1:2:2
We come upon a most astounding fact of Divine intent and human purpose here. Ramchal declares that it was G-d’s intent that the recipients of His goodness — that we — be personally responsible for His benevolence rather than just passive recipients of it!
That’s to say, we’re to earn it rather than inherit it or “get it in the mail” so to speak — to be proactive in our growth and ascent, initiators of our own spiritual well-being, and we’re to use our freely made decisions to do good things in order to earn G-d’s favor 1. Otherwise, Ramchal adds, G-d’s goodness would be flawed on some level, when we learned that G-d wanted to grant us perfect goodness 2.
He then goes on to point out that by indeed making use of our free will and playing an active role in our own growth, we thus achieve something of G-d’s perfection, and become closer to Him accordingly.
That is, we ourselves thus become free agents like Him. Now, there’s a whole order of difference between our free will and His, to be sure.
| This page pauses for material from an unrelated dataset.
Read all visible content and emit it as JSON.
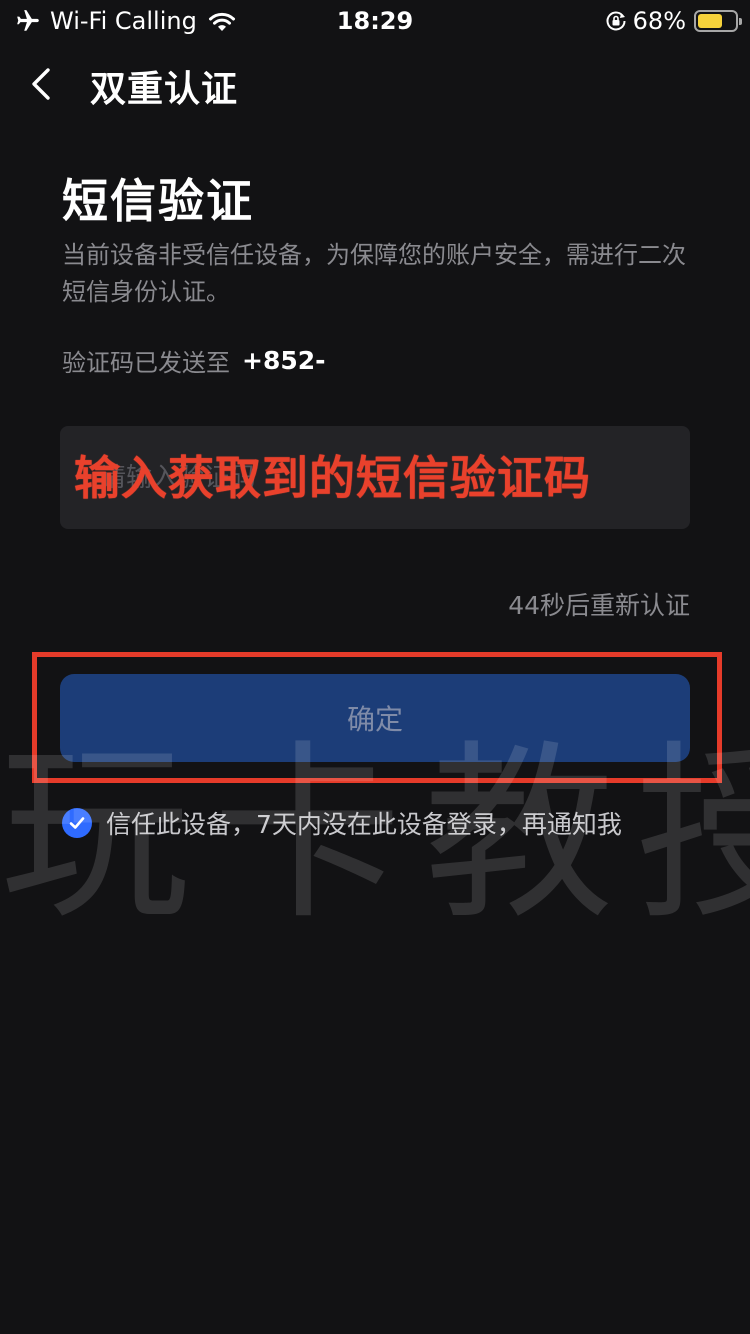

Ours had to be implanted in us by G-d, while His is inherent. And we’re only free to make ethical and mitzvah-based choices (i.e., we can’t decide to fly for example, or disappear, etc.) which does indeed have a profound effect upon the course of things here and beyond, but it nonetheless doesn’t compare to G-d’s absolute freedom of choice.
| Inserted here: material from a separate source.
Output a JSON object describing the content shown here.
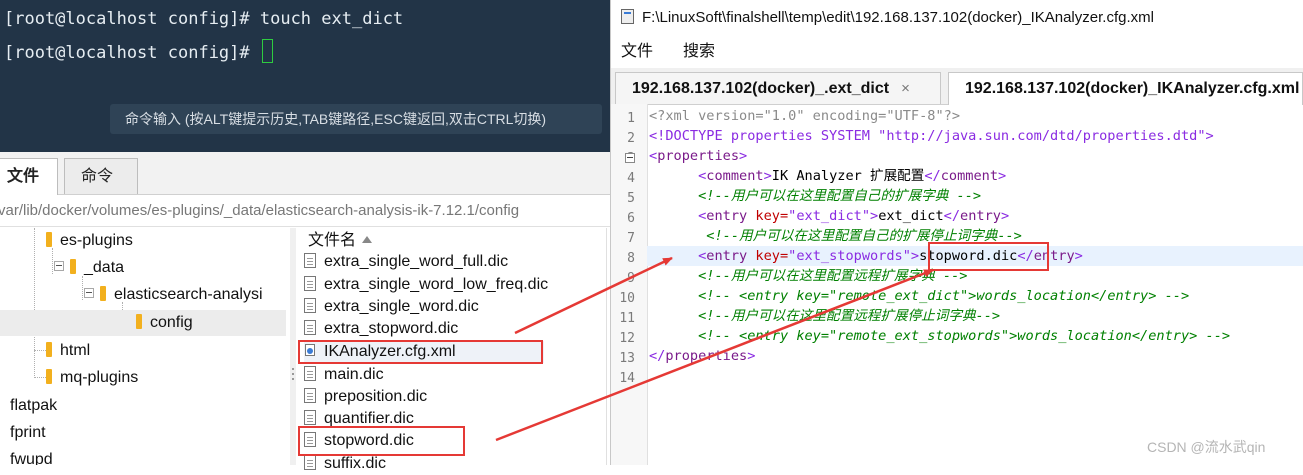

Nonetheless the fact that only we humans and G-d are free agents — while angels, animals, vegetables, minerals, etc. are not — points to a unique kinship between G-d and ourselves. And it enables us to be holy and righteous, and to derive credit for having made the right choices.
G-d thus created a system of achieving either perfection or settling for flaws (by doing right or wrong things) 3; a being who’d be able to choose either option (i.e., ourselves); and a system to achieve perfection or accrue flaws (i.e., the mitzvah system thanks to which we achieve a degree of perfection by following through on the positive mitzvot or we accrue flaws by engaging in prohibitions). And He thus granted us the means to be free agents and thus emulate Him to a degree, and to attach onto His presence and fully enjoy His benevolence.
Notes:
1 See Ramchal’s Da’at Tevunot 18, Klallei Pitchei Chochma v’Da’at 1, Kinat Hashem Tziva’ot, Klach Pitchei Chochma 4, and Adir Bamarom p. 393. Also see Emunot v’De’ot (introduction to Ch. 3); Zohar 2, 163b; Pardes 2:5:3, and Ari’s Likutei Torah, Ha’azinu, p. 28.
Our free will is to be discussed again in 1:2:4 and in some depth is the 3rd chapter of this section.
2 See 1:2:1 for G-d’s utter and perfect benevolence.
But, why would G-d’s benevolence be less-than-perfect if we weren’t free agents? While Ramchal doesn’t explain it here, he does in some of the other works cited in note 1. He says that if we were granted out-and-out charity we’d experience what’s termed “the bread of shame” (based on the statement in T.J. Orlah 1:3 that “One who eats something that isn’t his own i.e. that he himself didn’t earn is ashamed to look in his benefactor’s face”; also see Tosephot on Kiddushin 36b, Ritvah on Rosh Hashanah 9b, and R’ Yoseph Karo’s Magid Maisharim, Breishit, 14 Tevet).
The point is that we’re to proudly and justifiably earn our reward rather than receive it shamefacedly as charity. Otherwise G-d’s generosity would be malevolent to a degree rather than wholly benevolent.
Ramchal defines “shame” in Adir Bamarom p. 252 as the experience of perceiving something as either being above oneself or beneath him: see his remarks there.
3 This begins to explain why there’s wrong and injustice in the world. The subject of wrong comes up in very many places in Ramchal’s writings including but certainly not limited to Klach Pitchei Chochma 30, 33, 37, 44, 45, 47, 53, 63, 83, and 108; Da’at Tevunot 96-133; and below in 1:2:5, 1:3:6, 1:5:7-9, 3:2:8, 4:1:3, 4:4:1,9, and 4:9:1.